A página 38 do Público de hoje é tão estranha...
Grande parte da página é ocupada com uma entrevista dada por Paulo Nunes de Almeida, o presidente da Associação Têxtil e Vestuário de Portugal:
"
Salário mínimo nos 500 euros pode gerar mais desemprego"
No texto, assinado por Natália Faria, duas mensagens principais:
"
O responsável associativo do sector têxtil quer alteração do regime de horários e de pagamentos para facilitar a vida das empresas." e
"
O desemprego vai aumentar, caso o Governo insista em aumentar o salário mínimo nacional até aos 500 euros em 2011 sem avançar com contrapartidas para as empresas."
Todo o discurso é baseado na defesa das empresas que apostam na proposta de valor preço, preço, preço.
Depois, a jornalista, na caixa colocada no canto inferior direito coloca a questão "
Que caminhos aponta o plano estratégico para o sector têxtil a apresentar em Dezembro?"
E a resposta não bate certo com o corpo principal da entrevista, senão vejamos:
"Pensamos que o sector se vai desenrolar segundo
três grandes eixos. No primeiro, estarão
as empresas que continuarão a trabalhar para marcas de terceiros, já não numa óptica de mera contratação de mão-de-obra, mas de prestação de serviços, com grande proximidade aos clientes, produtos de alta gama, pequenas séries, serviço rápido e valor acrescentado. Portugal vai continuar a ser um país de private label e acho que temos que nos deixar de complexos quanto isso, pelo contrário, devemos orgulhar-nos de estarmos a produzir num segmento topo de gama. "
As empresas que apostam no trabalho para terceiros, segundo as palavras de Paulo Nunes de Almeida, já não o vão fazer por causa do preço-baixo, mas por causa do serviço, da relação, da intimidade com os clientes, daí ele falar em "
prestação de serviços, com grande proximidade aos clientes, produtos de alta gama, pequenas séries, serviço rápido e valor acrescentado"... então qual o sentido do discurso de todo o resto da entrevista? Se estamos a falar de serviço rápido e valor acrescentado, então, a proposta de valor é a intimidade com o cliente não o preço.
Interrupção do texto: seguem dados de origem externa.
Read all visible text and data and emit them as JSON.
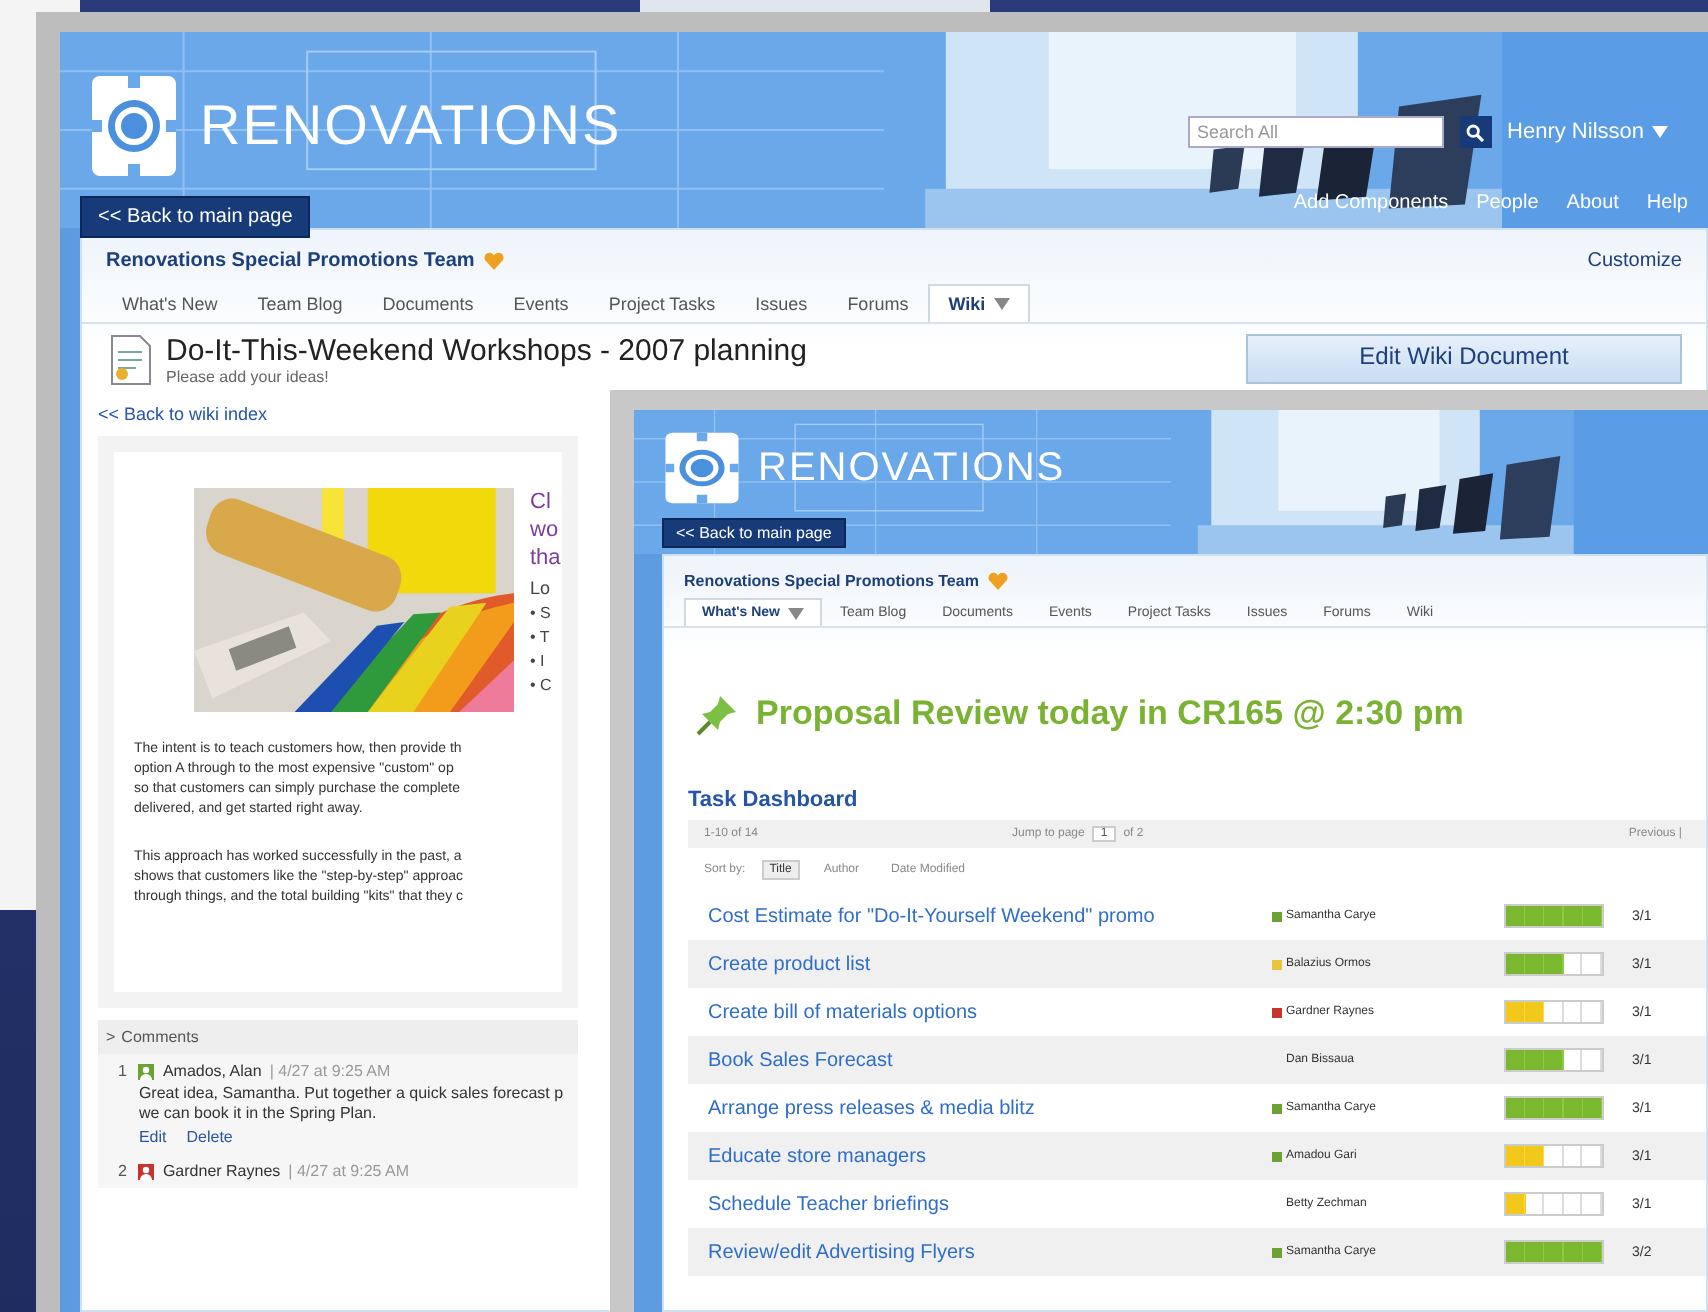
{
  "back_window": {
    "header": {
      "logo_text": "RENOVATIONS",
      "search": {
        "placeholder": "Search All"
      },
      "user": "Henry Nilsson",
      "back_button": "<< Back to main page",
      "links": [
        "Add Components",
        "People",
        "About",
        "Help"
      ]
    },
    "team": {
      "title": "Renovations Special Promotions Team",
      "customize": "Customize"
    },
    "tabs": [
      {
        "label": "What's New",
        "selected": false
      },
      {
        "label": "Team Blog",
        "selected": false
      },
      {
        "label": "Documents",
        "selected": false
      },
      {
        "label": "Events",
        "selected": false
      },
      {
        "label": "Project Tasks",
        "selected": false
      },
      {
        "label": "Issues",
        "selected": false
      },
      {
        "label": "Forums",
        "selected": false
      },
      {
        "label": "Wiki",
        "selected": true
      }
    ],
    "page": {
      "title": "Do-It-This-Weekend Workshops - 2007 planning",
      "subtitle": "Please add your ideas!",
      "edit_button": "Edit Wiki Document",
      "back_link": "<< Back to wiki index"
    },
    "article": {
      "heading": "Cl\nwo\ntha",
      "list_title": "Lo",
      "bullets": [
        "• S",
        "• T",
        "• I",
        "• C"
      ],
      "paragraphs": [
        "The intent is to teach customers how, then provide th\noption A through to the most expensive \"custom\" op\nso that customers can simply purchase the complete\ndelivered, and get started right away.",
        "This approach has worked successfully in the past, a\nshows that customers like the \"step-by-step\" approac\nthrough things, and the total building \"kits\" that they c"
      ]
    },
    "comments": {
      "toggle": ">",
      "title": "Comments",
      "items": [
        {
          "number": "1",
          "author": "Amados, Alan",
          "color": "#6aa334",
          "time": "| 4/27 at 9:25 AM",
          "text": "Great idea, Samantha. Put together a quick sales forecast p\nwe can book it in the Spring Plan.",
          "actions": [
            "Edit",
            "Delete"
          ]
        },
        {
          "number": "2",
          "author": "Gardner Raynes",
          "color": "#c8322f",
          "time": "| 4/27 at 9:25 AM"
        }
      ]
    }
  },
  "front_window": {
    "header": {
      "logo_text": "RENOVATIONS",
      "back_button": "<< Back to main page"
    },
    "team": {
      "title": "Renovations Special Promotions Team"
    },
    "tabs": [
      {
        "label": "What's New",
        "selected": true
      },
      {
        "label": "Team Blog",
        "selected": false
      },
      {
        "label": "Documents",
        "selected": false
      },
      {
        "label": "Events",
        "selected": false
      },
      {
        "label": "Project Tasks",
        "selected": false
      },
      {
        "label": "Issues",
        "selected": false
      },
      {
        "label": "Forums",
        "selected": false
      },
      {
        "label": "Wiki",
        "selected": false
      }
    ],
    "announcement": "Proposal Review today in CR165 @ 2:30 pm",
    "dashboard": {
      "title": "Task Dashboard",
      "count": "1-10 of 14",
      "jump_label": "Jump to page",
      "page": "1",
      "of_pages": "of 2",
      "previous": "Previous |",
      "sort_label": "Sort by:",
      "sort_options": [
        {
          "label": "Title",
          "selected": true
        },
        {
          "label": "Author",
          "selected": false
        },
        {
          "label": "Date Modified",
          "selected": false
        }
      ],
      "rows": [
        {
          "title": "Cost Estimate for \"Do-It-Yourself Weekend\" promo",
          "author": "Samantha Carye",
          "color": "#6aa334",
          "level": 1,
          "date": "3/1"
        },
        {
          "title": "Create product list",
          "author": "Balazius Ormos",
          "color": "#e8c53a",
          "level": 0.6,
          "date": "3/1"
        },
        {
          "title": "Create bill of materials options",
          "author": "Gardner Raynes",
          "color": "#c8322f",
          "level": 0.4,
          "date": "3/1"
        },
        {
          "title": "Book Sales Forecast",
          "author": "Dan Bissaua",
          "level": 0.6,
          "date": "3/1"
        },
        {
          "title": "Arrange press releases & media blitz",
          "author": "Samantha Carye",
          "color": "#6aa334",
          "level": 1,
          "date": "3/1"
        },
        {
          "title": "Educate store managers",
          "author": "Amadou Gari",
          "color": "#6aa334",
          "level": 0.4,
          "date": "3/1"
        },
        {
          "title": "Schedule Teacher briefings",
          "author": "Betty Zechman",
          "level": 0.2,
          "date": "3/1"
        },
        {
          "title": "Review/edit Advertising Flyers",
          "author": "Samantha Carye",
          "color": "#6aa334",
          "level": 1,
          "date": "3/2"
        }
      ]
    }
  }
}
Se não é o preço, para quê perder tempo com o rosário de temas da entrevista principal?
Não faz sentido!!!
Maldosamente apetece perguntar, e como é que empresas que não conseguem fazer o planeamento financeiro, e querem passar para contas com 12 meses e não com 14 meses, conseguem lidar com a complexidade desta proposta de valor (intimidade com o cliente)?
"E quanto aos restantes eixos?
Prevê-se um crescimento em
duas áreas - que hoje têm pouco peso, na casa dos 15 a 20 por cento - que são as
marcas próprias e os
têxteis técnicos ou funcionais. Aqui Portugal tem algumas vantagens, porque está, como poucos, em condições de desenvolver um produto desde a concepção ao fabrico e à distribuição. "
Estas duas áreas estão relacionadas com a proposta de valor associada à inovação. Mais uma vez não estamos a falar de preço. Então para quê tanto investimento na defesa do ontem, do passado?
Ou estes três eixos são treta, ou não se está seguro de que esta é a aposta certa, e quer-se ficar com uma perninha no passado!
Na Idade Média alguns exércitos colocavam na sua rectaguarda, as mulheres e os filhos dos seus combatentes, para que estes dessem o seu melhor, para que estes se comportassem como se não houvesse alternativa à vitória, como se não houvesse plano B. Como se demonstra
facilmente, não é possível ter sucesso querendo ser uma coisa, e o seu contrário, ao mesmo tempo, quando se decide, tem de se mergulhar de vez e em profundidade nas consequências.
Agora que estamos a aproximar-nos do Natal, recomendo como prenda útil, para o presidente da Associação Têxtil e Vestuário de Portugal, a leitura do livro "Confronting Reality - Doing What Matters to Get Things Right" de Larry Bossidy & Ram Charan.
"Whether change is abrupt or gradual, at some point it makes old beliefs and behaviors obsolete. Ignoring that reality, as so many leaders do, is devastating."
Já agora, outra das minhas discordâncias preferidas, face ao mainstream, será que o trabalhador têxtil que trabalha na linha de confecção de uma têxtil que aposta no preço e que tem a 4ª classe, não consegue ser útil e muito produtivo se for colocado a fazer o mesmo mas numa empresa que aposta num dos três eixos? O problema não são os trabalhadores, o problema é a sobrevivência das empresas pouco produtivas.